Session: Challenges and Opportunities for Social Work Pedagogy: Teaching from the Margins (Society for Social Work and Research 24th Annual Conference - Reducing Racial and Economic Inequality)

145 Challenges and Opportunities for Social Work Pedagogy: Teaching from the Margins

Schedule:
Friday, January 17, 2020: 3:45 PM-5:15 PM
Supreme Court, ML 4 (Marriott Marquis Washington DC)
Cluster: Research on Social Work Education (RSWE)
Speakers/Presenters:
Diana Melendez, MSW, The Graduate Center, City University of New York, Tiffany Younger, The Graduate Center, City University of New York, Gleneara Bates, MSW, The Graduate Center, City University of New York, Ryan Camire, LCSW, The Graduate Center, City University of New York and Camron Rasmussen, The Graduate Center, City University of New York
Social work education remains tasked with preparing the next generation of agents of social change through the attainment of skills and knowledge that address our biggest social problems through classroom and field practice experiences. In an increasingly austere and neoliberal socio-political environment, social work programs are part of a national trend in which adjunctification and the push for online learning challenge social work educators to find effective, engaging and meaningful ways to engage students. Simultaneously, students demand that their learning process and content is grounded in the values of the profession of equity and justice across race, class, gender identity, sexual orientation and other dimensions of identity. Often caught in the middle of these two dynamics are doctorate students who are part of the growing labor force being deployed by higher education to meet the demands of increasing enrollment numbers while managing funding constraints. In efforts to address their own legacy of racial and economic inequalities, programs have looked to make access to higher education more equitable, however, once enrolled there is little support for doctoral students who themselves must navigate often inhospitable structural environments. Doctorate students find themselves in a unique role of being able to identify as students as well as educators and therefore this overlapping space in a professional's academic development presents opportunities for key questions about social work higher education to be explored.

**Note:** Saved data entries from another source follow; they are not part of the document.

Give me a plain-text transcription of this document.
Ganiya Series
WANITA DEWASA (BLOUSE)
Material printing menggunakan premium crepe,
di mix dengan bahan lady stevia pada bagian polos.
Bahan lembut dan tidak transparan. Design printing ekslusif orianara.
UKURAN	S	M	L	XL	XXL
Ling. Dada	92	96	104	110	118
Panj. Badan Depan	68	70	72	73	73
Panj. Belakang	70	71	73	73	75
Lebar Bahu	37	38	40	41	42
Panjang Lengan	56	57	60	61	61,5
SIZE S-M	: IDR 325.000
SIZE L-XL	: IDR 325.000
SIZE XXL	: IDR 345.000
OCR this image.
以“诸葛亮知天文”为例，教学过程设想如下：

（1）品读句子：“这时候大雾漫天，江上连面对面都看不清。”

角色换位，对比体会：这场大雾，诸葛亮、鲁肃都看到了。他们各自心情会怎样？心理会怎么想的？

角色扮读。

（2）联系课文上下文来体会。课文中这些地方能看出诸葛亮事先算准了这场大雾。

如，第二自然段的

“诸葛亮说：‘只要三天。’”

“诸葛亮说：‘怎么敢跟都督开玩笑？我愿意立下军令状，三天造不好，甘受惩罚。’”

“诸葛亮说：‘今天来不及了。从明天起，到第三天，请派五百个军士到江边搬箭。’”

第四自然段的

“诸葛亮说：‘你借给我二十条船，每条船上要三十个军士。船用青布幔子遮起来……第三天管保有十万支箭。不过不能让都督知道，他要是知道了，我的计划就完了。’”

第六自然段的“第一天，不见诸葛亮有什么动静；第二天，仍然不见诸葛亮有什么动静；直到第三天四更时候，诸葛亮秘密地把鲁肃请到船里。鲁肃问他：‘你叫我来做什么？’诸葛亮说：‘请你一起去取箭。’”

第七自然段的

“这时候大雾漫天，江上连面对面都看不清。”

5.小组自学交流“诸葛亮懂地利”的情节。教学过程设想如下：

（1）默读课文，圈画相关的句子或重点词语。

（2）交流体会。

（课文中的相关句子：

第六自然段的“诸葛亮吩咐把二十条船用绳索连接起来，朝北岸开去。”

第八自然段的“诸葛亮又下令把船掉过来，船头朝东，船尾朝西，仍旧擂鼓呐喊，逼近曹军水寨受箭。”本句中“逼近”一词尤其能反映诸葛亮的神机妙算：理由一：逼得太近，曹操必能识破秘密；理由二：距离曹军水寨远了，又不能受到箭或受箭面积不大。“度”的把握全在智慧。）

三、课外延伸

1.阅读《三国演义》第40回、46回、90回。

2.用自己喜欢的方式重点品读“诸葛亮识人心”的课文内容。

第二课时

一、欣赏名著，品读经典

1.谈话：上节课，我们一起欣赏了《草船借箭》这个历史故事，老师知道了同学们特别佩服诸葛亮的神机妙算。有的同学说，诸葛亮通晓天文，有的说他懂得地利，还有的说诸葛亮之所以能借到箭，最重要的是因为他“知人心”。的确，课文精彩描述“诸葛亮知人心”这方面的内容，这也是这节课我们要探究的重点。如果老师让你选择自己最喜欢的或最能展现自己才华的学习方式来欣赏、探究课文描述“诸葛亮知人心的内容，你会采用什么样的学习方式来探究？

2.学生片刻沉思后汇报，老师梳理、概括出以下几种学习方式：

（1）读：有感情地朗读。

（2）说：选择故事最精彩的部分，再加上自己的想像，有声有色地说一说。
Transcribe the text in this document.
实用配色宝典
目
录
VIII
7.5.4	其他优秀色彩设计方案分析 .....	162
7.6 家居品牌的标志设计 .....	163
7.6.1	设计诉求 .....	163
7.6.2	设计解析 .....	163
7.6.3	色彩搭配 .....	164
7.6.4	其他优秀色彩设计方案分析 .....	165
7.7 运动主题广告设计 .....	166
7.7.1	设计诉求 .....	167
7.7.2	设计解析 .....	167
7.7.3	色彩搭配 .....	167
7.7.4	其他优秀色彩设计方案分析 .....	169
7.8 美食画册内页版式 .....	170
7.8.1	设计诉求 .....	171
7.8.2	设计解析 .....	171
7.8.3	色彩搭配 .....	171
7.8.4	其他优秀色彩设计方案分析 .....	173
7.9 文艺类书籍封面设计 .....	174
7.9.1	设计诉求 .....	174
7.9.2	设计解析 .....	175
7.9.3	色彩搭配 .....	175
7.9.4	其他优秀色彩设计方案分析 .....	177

This workshop will be centered at the intersection of the experience of doctorate students who, like many across the nation, have been placed in the role of educator. Speakers will present multiple perspectives, including challenges and opportunities of teaching while learning how to teach, as well as share specific examples of pedagogical and resources which participants can use.

Some of the questions that will be addressed through critical dialogue and interactive engagement (pairs and small group discussions) will be: What are ways women of color, and members of other historically marginalized groups, can engage in critical pedagogical methods which disrupt the traditional banking model of education and integrate social justice practices without compromising their legitimacy as scholars? What is the role of White educators? What are ways that social work educators tasked with online courses, critically engage with interactive digital technology in ways that foster community and continue to account for questions of access based on racial and economic inequalities? How can social work programs integrate concepts from other fields like Education, Digital Humanities, such as universal design and scaffolding, to better prepare doctorate students in their work as educators?